No. 2 on the list: Darlene Burcham.
Yup, the 63-year-old Roanoke City Manager pushed, pulled, hoisted and hauled a total of 535,445 pounds during September.
Now, Burcham has been accused of throwing her weight around as city manager before, but a half million pounds?
I called her. She was gracious, but not thrilled by more attention from the press, even for something like her athletic prowess. But she indulged me.
"I was startled to see that myself," she said. And she was skeptical. "I don't believe it. I think it's fake," she said of the number. The FitLinxx system must add wrong. FitLinxx users create an account they log into before a workout, and it tracks your workouts on the assorted fitness machines at the Y.
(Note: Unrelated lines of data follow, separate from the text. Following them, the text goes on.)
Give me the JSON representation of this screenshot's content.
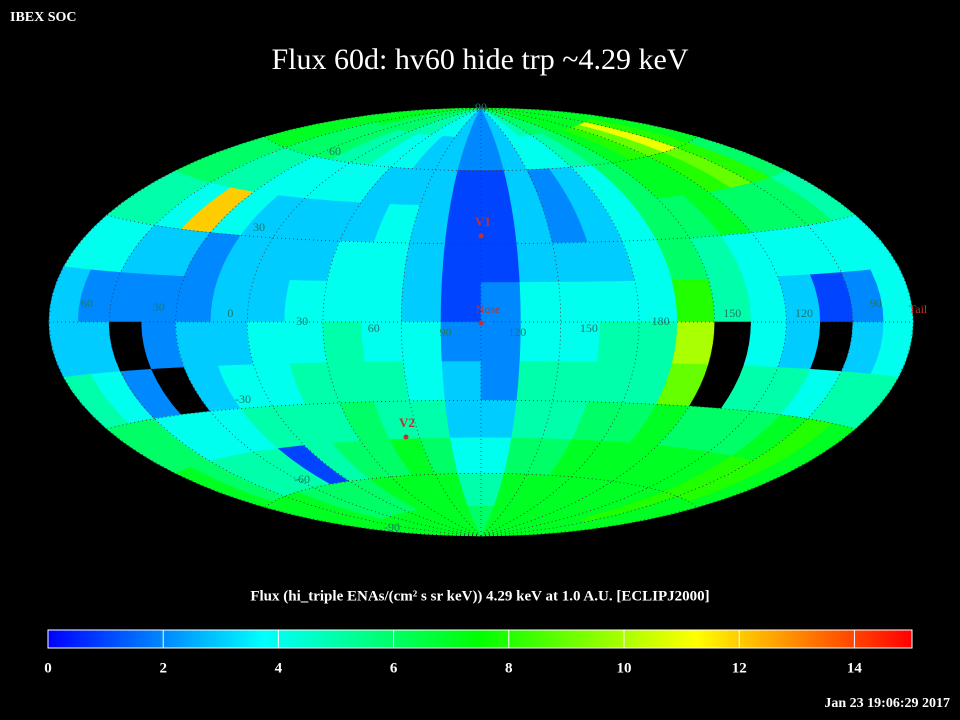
{
  "header": {
    "corner_label": "IBEX SOC",
    "timestamp": "Jan 23 19:06:29 2017"
  },
  "chart_data": {
    "type": "skymap",
    "title": "Flux   60d: hv60 hide trp ~4.29 keV",
    "colorbar_label": "Flux (hi_triple ENAs/(cm² s sr keV))  4.29 keV at 1.0 A.U. [ECLIPJ2000]",
    "clim": [
      0,
      15
    ],
    "cticks": [
      0,
      2,
      4,
      6,
      8,
      10,
      12,
      14
    ],
    "colormap": [
      "#0000ff",
      "#0080ff",
      "#00ffff",
      "#00ff80",
      "#00ff00",
      "#80ff00",
      "#ffff00",
      "#ff8000",
      "#ff0000"
    ],
    "nodata_color": "#000000",
    "lon_labels": [
      60,
      30,
      0,
      30,
      60,
      90,
      120,
      150,
      180,
      150,
      120,
      90
    ],
    "lat_labels": [
      90,
      60,
      30,
      -30,
      -60,
      -90
    ],
    "markers": [
      "V1",
      "Nose",
      "V2",
      "Tail"
    ],
    "flux_grid": {
      "rows": [
        [
          7,
          7,
          7,
          6,
          6,
          6,
          5,
          5,
          4,
          4,
          3,
          2,
          2,
          3,
          4,
          5,
          6,
          6,
          7,
          7,
          7,
          7,
          7,
          7
        ],
        [
          7,
          7,
          6,
          6,
          6,
          5,
          5,
          4,
          4,
          3,
          3,
          2,
          2,
          3,
          4,
          4,
          5,
          6,
          7,
          8,
          9,
          11,
          8,
          7
        ],
        [
          6,
          6,
          5,
          5,
          4,
          4,
          4,
          4,
          3,
          3,
          3,
          1,
          1,
          3,
          2,
          3,
          4,
          6,
          7,
          7,
          8,
          9,
          8,
          6
        ],
        [
          5,
          5,
          4,
          12,
          4,
          3,
          3,
          3,
          3,
          4,
          3,
          1,
          1,
          3,
          2,
          3,
          4,
          6,
          6,
          7,
          6,
          6,
          6,
          5
        ],
        [
          4,
          4,
          3,
          3,
          2,
          3,
          3,
          3,
          4,
          4,
          3,
          1,
          1,
          3,
          3,
          3,
          4,
          6,
          5,
          4,
          4,
          4,
          4,
          4
        ],
        [
          3,
          2,
          2,
          2,
          2,
          3,
          3,
          4,
          4,
          4,
          3,
          1,
          2,
          4,
          4,
          4,
          4,
          8,
          5,
          4,
          3,
          1,
          2,
          4
        ],
        [
          3,
          3,
          null,
          2,
          3,
          3,
          4,
          4,
          5,
          4,
          4,
          2,
          2,
          4,
          4,
          5,
          5,
          10,
          null,
          4,
          3,
          null,
          3,
          4
        ],
        [
          5,
          4,
          2,
          null,
          3,
          4,
          4,
          5,
          5,
          5,
          4,
          3,
          2,
          5,
          5,
          5,
          5,
          9,
          null,
          5,
          5,
          4,
          5,
          5
        ],
        [
          6,
          6,
          4,
          4,
          4,
          5,
          5,
          5,
          6,
          5,
          5,
          3,
          3,
          5,
          5,
          6,
          6,
          7,
          6,
          6,
          6,
          7,
          8,
          7
        ],
        [
          7,
          6,
          5,
          5,
          5,
          1,
          5,
          6,
          6,
          7,
          6,
          4,
          4,
          6,
          6,
          7,
          7,
          7,
          7,
          7,
          7,
          8,
          8,
          7
        ],
        [
          7,
          7,
          7,
          6,
          6,
          6,
          6,
          7,
          7,
          7,
          7,
          5,
          5,
          7,
          7,
          7,
          7,
          7,
          7,
          7,
          7,
          8,
          7,
          7
        ],
        [
          7,
          7,
          7,
          7,
          7,
          7,
          7,
          7,
          7,
          7,
          7,
          6,
          6,
          7,
          7,
          7,
          7,
          7,
          7,
          7,
          7,
          7,
          7,
          7
        ]
      ]
    }
  }
}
Burcham said she started working out at the Y back in June, mainly walking around the track at the inhuman hour of 5 a.m. She's had two different foot surgeries in recent years, is overly careful when traversing stairs now, and realized because of fear of injury, she just wasn't getting as much exercise as she used to. Her daughter Ann Kreft, a Roanoke City Schools principal, joins her often. (She's No. 14 on the list, by the way.)
After a couple of months of walking, Burcham started working out on 10 different fitness machines, too.
"I do not have any kinship with those machines," she said. "I think this is something you do because it's good for you."
And when she thinks about it, and how the weight can add up during a workout, she thinks maybe that number could be right after all.
But she found the number meaningless as a motivator. Nor did she take any satisfaction from the fact that anyone had noticed.
"The last thing I need," she said, "is more publicity."